As Death drew nearer, the permanent civil servants of Britain's Foreign Office spoke of "Uncle Arthur" last week as destined to rank in history with Lord Salisbury, Grey of Fallodon and Curzon. To these civil servants, who have seen his League policies of Peace and Disarmament broken one by one and Mr. Henderson himself treated as an interloper at Geneva by his British successors, he was a great Foreign Secretary. When Death came at 8 p. m. on the Sabbath, London's Times said on Monday: "He was the embodiment of the qualities and aspirations of the Labor Party."

In 1917 Prime Minister David Lloyd George thought highly enough of Arthur Henderson, onetime iron-molder, onetime Salvation Army soldier, to send him to Russia with amazing credentials which superseded for the duration of his stay the authority of King George's Ambassador. On the afternoon of "Uncle Arthur's" death last week, Mr. Lloyd George chanced to be making an election speech which might well serve as Mr. Henderson's ironic epitaph.
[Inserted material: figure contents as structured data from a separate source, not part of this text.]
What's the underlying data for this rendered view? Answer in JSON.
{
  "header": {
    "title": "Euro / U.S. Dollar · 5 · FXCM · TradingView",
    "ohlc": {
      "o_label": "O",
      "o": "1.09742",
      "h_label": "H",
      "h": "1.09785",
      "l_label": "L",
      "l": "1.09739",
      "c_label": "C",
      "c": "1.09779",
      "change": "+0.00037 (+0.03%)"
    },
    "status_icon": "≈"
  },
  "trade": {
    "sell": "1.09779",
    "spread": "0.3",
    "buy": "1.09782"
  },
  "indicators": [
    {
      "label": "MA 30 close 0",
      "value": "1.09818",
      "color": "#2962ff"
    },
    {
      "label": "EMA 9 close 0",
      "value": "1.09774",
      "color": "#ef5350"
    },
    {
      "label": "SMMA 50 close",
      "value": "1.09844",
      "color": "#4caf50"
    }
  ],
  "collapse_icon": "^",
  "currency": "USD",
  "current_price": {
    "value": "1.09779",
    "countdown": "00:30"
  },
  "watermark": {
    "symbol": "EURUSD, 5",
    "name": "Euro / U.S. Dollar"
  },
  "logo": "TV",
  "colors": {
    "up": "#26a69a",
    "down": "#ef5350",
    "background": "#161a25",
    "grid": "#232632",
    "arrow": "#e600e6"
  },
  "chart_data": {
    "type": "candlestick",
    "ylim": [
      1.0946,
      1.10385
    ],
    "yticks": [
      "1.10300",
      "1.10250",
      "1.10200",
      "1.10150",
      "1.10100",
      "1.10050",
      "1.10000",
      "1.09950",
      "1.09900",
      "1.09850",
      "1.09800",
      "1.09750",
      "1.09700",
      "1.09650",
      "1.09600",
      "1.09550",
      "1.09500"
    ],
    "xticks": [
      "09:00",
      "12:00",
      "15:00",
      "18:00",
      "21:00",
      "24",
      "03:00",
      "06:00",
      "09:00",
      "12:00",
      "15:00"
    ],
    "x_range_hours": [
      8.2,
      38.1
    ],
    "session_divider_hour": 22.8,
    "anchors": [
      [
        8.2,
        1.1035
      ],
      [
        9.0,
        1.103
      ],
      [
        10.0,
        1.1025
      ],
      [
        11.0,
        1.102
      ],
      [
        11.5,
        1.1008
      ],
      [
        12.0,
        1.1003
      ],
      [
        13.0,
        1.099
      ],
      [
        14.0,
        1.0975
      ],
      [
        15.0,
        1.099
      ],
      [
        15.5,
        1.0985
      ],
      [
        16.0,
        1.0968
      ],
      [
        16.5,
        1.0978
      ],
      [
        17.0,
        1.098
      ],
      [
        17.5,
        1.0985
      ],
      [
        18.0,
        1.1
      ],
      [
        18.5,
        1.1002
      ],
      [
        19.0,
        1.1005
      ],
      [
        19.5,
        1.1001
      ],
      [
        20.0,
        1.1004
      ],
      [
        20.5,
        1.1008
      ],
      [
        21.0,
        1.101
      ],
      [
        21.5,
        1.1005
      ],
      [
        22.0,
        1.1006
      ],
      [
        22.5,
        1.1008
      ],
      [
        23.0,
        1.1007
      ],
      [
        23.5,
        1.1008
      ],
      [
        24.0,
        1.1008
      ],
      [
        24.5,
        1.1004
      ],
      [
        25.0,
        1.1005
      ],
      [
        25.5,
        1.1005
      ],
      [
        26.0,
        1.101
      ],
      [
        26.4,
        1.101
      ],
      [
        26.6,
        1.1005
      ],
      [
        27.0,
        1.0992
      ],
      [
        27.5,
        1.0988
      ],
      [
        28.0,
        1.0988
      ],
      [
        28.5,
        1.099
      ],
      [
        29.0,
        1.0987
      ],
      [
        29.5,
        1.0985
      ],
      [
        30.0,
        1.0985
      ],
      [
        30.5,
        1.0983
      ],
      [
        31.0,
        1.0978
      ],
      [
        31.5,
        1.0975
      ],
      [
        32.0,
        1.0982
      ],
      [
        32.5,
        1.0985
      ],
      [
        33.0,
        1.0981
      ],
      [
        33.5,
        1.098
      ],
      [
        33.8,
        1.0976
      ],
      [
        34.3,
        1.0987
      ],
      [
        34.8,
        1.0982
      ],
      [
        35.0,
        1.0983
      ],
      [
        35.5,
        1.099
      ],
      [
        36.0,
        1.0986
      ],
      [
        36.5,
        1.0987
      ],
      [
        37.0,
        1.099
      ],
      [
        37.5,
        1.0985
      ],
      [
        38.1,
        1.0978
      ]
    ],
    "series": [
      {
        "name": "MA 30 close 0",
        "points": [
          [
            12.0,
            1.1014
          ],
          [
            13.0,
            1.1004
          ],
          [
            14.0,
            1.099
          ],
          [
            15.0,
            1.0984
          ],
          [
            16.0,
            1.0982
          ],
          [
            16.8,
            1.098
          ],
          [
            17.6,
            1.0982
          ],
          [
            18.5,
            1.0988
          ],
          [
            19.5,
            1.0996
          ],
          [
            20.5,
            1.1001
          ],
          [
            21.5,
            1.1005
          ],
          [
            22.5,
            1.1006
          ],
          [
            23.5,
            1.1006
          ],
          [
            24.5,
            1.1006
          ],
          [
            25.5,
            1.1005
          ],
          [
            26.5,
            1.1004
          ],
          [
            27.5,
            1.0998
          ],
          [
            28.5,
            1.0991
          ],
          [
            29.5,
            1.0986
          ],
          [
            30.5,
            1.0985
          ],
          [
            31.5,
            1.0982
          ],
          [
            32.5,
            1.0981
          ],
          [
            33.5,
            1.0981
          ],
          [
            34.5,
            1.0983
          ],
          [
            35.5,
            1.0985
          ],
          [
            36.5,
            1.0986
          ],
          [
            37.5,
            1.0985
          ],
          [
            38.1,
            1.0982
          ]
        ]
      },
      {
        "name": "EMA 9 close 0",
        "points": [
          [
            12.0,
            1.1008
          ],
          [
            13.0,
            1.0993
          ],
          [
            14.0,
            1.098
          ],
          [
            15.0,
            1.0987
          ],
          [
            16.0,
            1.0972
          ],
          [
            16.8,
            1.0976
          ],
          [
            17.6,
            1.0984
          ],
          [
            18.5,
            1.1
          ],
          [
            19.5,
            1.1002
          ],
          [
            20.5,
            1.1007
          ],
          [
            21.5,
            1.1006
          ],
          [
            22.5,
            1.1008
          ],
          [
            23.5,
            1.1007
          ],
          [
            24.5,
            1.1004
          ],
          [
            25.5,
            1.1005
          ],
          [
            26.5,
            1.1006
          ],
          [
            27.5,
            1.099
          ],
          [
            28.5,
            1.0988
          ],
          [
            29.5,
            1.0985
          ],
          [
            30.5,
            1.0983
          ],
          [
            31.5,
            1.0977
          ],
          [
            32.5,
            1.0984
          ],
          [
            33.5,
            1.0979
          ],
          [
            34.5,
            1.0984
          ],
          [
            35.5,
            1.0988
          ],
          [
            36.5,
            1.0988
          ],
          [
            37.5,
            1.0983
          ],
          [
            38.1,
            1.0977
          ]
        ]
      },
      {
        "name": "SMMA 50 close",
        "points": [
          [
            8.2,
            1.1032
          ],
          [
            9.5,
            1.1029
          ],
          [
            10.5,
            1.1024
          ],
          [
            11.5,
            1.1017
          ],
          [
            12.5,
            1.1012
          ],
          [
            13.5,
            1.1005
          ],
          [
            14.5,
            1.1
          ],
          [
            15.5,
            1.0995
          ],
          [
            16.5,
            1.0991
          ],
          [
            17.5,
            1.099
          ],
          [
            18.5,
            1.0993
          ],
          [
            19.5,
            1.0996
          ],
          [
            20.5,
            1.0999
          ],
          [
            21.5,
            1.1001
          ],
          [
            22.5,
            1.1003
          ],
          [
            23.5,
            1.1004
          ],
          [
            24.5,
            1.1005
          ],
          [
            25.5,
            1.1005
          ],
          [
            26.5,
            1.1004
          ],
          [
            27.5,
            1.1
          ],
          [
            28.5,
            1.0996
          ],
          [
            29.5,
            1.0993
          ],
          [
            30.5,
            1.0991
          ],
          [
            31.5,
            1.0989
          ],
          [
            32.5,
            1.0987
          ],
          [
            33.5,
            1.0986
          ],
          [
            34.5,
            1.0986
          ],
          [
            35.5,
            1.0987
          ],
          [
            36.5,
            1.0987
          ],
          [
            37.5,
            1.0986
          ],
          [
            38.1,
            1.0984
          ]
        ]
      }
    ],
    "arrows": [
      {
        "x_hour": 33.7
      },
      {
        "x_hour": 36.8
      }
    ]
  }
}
"Mussolini today is the God of War, breathing fire, slaughter and defiance," cried Orator Lloyd George, "but only a few years ago Mussolini issued a great State paper, one of the greatest ever penned by any nation's leader, in which he urged Disarmament." Instead of seizing upon this and other peaceful initiatives then current, Britain and other Great Powers made a mockery of President Henderson's Disarmament Conference.

Concluded the unconscious epitaph: "It is a sorry and a miserable tale, a tale of weakness, hesitation, indecision, delay, procrastination and of acting months too late. Economic sanctions if applied in time are effective, but if applied too late are worse than useless. They are a sham. They are a mockery."

Crowning mockery, as the sorrowing friends of Arthur Henderson pass his bier this week, is that Britain's National Government are confident that they can win a general election by acting belatedly at Geneva as he would have wished, and by simultaneously going to the country with a $1,000,000,000 British rearmament program. This week the World's hopes of Disarmament and the Disarmament Conference can be said to have died with President Henderson.